Feds Warn Banks: High-Pressure Incentives Can Lead To Another Wells Fargo Fiasco Image courtesy of Adam Fagen
As Wells Fargo continues to dig itself out of a years-long — if not decade-long — fake account fiasco perpetrated by employees under strain from high-pressure sales goals, federal regulators are warning other financial institutions that these sorts of programs could harm consumers and possibly lead to stiff penalties.
The Consumer Financial Protection Bureau issued a compliance bulletin Monday urging supervised financial companies to take steps to ensure their incentive programs for employees and service providers to meet sales goals do not lead to improper — and illegal — actions.

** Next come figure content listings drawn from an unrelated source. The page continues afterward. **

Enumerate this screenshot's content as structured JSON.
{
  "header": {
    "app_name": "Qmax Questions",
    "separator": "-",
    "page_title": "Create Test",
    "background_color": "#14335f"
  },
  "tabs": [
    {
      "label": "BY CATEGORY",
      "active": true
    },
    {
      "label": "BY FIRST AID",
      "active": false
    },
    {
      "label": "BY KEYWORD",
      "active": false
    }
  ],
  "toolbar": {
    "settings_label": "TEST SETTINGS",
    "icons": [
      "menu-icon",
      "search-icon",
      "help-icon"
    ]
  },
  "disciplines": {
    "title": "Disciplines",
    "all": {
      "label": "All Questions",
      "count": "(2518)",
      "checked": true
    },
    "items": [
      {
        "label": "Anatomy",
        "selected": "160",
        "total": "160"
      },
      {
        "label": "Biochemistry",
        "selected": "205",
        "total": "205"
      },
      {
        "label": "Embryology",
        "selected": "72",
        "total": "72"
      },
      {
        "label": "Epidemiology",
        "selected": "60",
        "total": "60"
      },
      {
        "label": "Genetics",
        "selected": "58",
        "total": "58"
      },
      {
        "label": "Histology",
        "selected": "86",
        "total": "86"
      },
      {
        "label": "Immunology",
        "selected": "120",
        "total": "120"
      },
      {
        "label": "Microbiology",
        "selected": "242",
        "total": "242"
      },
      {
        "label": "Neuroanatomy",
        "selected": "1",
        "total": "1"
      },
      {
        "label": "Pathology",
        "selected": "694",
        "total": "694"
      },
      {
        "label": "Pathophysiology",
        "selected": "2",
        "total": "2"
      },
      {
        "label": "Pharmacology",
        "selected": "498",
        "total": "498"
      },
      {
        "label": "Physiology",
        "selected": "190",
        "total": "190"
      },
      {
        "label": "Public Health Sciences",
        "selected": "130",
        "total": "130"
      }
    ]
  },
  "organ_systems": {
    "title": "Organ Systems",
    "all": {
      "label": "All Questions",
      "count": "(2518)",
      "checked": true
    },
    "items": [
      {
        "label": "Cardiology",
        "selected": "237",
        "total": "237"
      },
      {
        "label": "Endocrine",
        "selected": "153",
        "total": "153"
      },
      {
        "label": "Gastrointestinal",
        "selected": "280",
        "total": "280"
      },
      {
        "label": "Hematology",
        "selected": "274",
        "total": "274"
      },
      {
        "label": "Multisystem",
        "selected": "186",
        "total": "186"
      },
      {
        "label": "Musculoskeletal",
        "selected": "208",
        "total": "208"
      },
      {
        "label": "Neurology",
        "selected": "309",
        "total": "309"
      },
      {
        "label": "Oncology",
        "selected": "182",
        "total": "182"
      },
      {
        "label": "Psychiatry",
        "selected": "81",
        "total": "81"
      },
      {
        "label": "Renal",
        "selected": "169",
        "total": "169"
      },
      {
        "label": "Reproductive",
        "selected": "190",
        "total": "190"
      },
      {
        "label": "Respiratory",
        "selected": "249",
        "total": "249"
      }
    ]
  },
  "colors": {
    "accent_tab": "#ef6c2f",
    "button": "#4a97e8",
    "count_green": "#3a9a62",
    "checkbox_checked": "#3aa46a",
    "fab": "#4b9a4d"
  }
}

According to the CFPB bulletin [PDF], tying bonuses or employment status to unrealistic sales goals or to the terms of transactions may intentionally or unintentionally encourage illegal practices such as unauthorized account openings, unauthorized opt-ins to overdraft services, deceptive sales tactics, and steering consumers into less favorable products — all practices that Wells Fargo employees were found to engage in for nearly a decade as a means to meeting sales goals and keep their jobs
While the Bureau recognizes that incentive programs have been used for years by financial institutions to reward and retain employees, it is concerned that if left unchecked, such programs could lead to additional Wells Fargo-like fiascos.
To that end, the CFPB outlined existing guidance on how to properly monitor and implement incentives.
• Board and Management Oversight — Executives, managers, and supervisors should work to ensure that customers are only offered products likely to benefit their interests; the programs should be viewed not only for their overall outcome, but also how they could harm consumers.
• Policies and Training — Financial institutions should provide employees with clear policies for incentives and provide training seminars to ensure that these policies are understood and implemented.
• Monitoring — Companies should design overall compliance monitoring programs that track key metrics that may indicate incentives are leading to improper behavior by employees or service providers.
• Corrective Action — If a company finds evidence of improper actions by employees tied to an incentive program, corrective action should be taken immediately; this could include termination, changes to incentive programs, and remediation for harmed customers.
• Independent Compliance Audits — Audits should be scheduled to address incentives and consumer outcomes across all products or services. Theses audits should be conducted independently of both the compliance program and the business functions.